No hubo respuesta. El departamento estaba vacío y las corrientes de viento que entraban a través de las ventanas le hacían ver algunas moscas que daban vueltas alrededor de los ventanales, con su molesto zumbido y su fútil existencia. El dolor de cabeza le hacía ver todo borroso: acaso estaría perdiendo la totalidad de la poca visión que le quedaba. Pudo ver que el cielo se había despejado y había un sol radiante que nunca antes había visto en Albacete; era la primera vez que veía un día como ese. Se arrastró hasta el sofá y apoyó la cabeza en el asiento a la espera de que todo el revoltijo se le fuese pasando de a poco. Respiró aliviado al sentirse cómodo por un instante. Bajó la mirada al suelo y entonces se encontró con el cuchillo que resplandecía sobre las baldosas manchadas de sangre. De manera automático, empezó a buscar alguna herida en su cuerpo que fuese la causa de que esa mancha de sangre estuviese sobre las baldosas. César había devuelto al fin el cuchillo, pero, obviamente, antes había cumplido el objetivo con el cual lo había ocultado. Le dolía todo el cuerpo, pero no encontraba ninguna herida aún sangrando. Pero nada: la herida del accidente en bicicleta se mantenía cerrada. ¿De dónde habría salido esa mancha?
Era una tarde nubosa en la cual Jaime y Andrés habían salido a andar en bicicleta, recorriendo la Avenida Alemania hasta llegar a la Plaza Bismarck. Desde un principio, Andrés notaba que su bicicleta no estaba funcionando como de costumbre: al parecer, el mismo color de la bicicleta de su hermano le había jugado en contra ante la broma que había pretendido hacerle y, en circunstancias de que no podía revelar su plan, no le quedaba otra que seguir pedaleando hasta que, de pronto, la rueda de la bicicleta se detuvo y perdió el equilibro. Jaime había continuado su camino en dirección al Cerro Cárcel, por Cumming, al momento en que se percató de que su hermano no estaba con él. Pedaleó para regresar a la plaza.
- ¡Andrés!
Al ver a su hermano, cruzó la calle rápidamente, sin preocuparse de los vehículos que circulaban y que hicieron mucho ruido con la bocina. Tampoco le importó mucho lo que los conductores tuvieran que decirle al respecto. Su bicicleta quedó arrojada en la otra vereda, mientras cruzaba rápidamente hacia la plaza donde yacía Andrés sobre el césped, inconciente, con el manubrio de la bicicleta enterrado más abajo de la última costilla. El verde pasto estaba manchado de sangre mientras Jaime intentaba hacer algo para quitarle aquel objeto extraño que le había atravesado la polera y la piel. Rápidamente llegó la ambulancia.

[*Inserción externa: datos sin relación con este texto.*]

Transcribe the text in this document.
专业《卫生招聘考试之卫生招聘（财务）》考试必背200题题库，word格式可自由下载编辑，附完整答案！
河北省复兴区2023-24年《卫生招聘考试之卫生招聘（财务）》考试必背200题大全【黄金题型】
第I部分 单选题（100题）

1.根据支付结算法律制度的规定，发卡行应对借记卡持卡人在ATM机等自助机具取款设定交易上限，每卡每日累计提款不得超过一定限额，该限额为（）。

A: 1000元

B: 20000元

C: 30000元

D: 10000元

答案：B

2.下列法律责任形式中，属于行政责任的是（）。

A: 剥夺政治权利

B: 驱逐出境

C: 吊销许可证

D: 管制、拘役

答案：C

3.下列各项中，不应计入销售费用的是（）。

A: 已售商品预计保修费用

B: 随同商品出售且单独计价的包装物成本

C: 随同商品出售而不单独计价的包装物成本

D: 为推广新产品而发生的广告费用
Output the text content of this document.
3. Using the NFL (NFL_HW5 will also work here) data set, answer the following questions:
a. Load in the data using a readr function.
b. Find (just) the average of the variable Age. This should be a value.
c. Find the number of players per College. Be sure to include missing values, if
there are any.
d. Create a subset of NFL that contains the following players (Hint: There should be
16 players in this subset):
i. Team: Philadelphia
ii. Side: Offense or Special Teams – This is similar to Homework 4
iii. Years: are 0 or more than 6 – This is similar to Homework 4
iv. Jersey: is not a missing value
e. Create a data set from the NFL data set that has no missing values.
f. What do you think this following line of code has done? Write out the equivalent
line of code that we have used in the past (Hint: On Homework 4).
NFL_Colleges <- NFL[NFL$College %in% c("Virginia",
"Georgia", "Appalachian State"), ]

- ¿Cómo te sientes, Andrés? –su hermano estaba en cama, lleno de vendas.
- ¿Cómo me ves? Obviamente que no estoy para nada bien.
- Lo siento. No me di cuenta de que te habías quedado atrás, por eso seguí…
- Ya no importa. Me saqué la cresta de todas formas. Y, total… -se quedó en silencio un rato- da lo mismo.
- ¿Qué ibas a decir, Andrés? Dilo.
- Nada, hombre, nada. Tranquilo. Debieses irte para la casa. Tienes que cuidarla: recuerda que será tu herencia –rió irónicamente.
- Si sabes que no estoy ni ahí con eso. Por mí, que te la dejaran a ti. A mí me da lo mismo.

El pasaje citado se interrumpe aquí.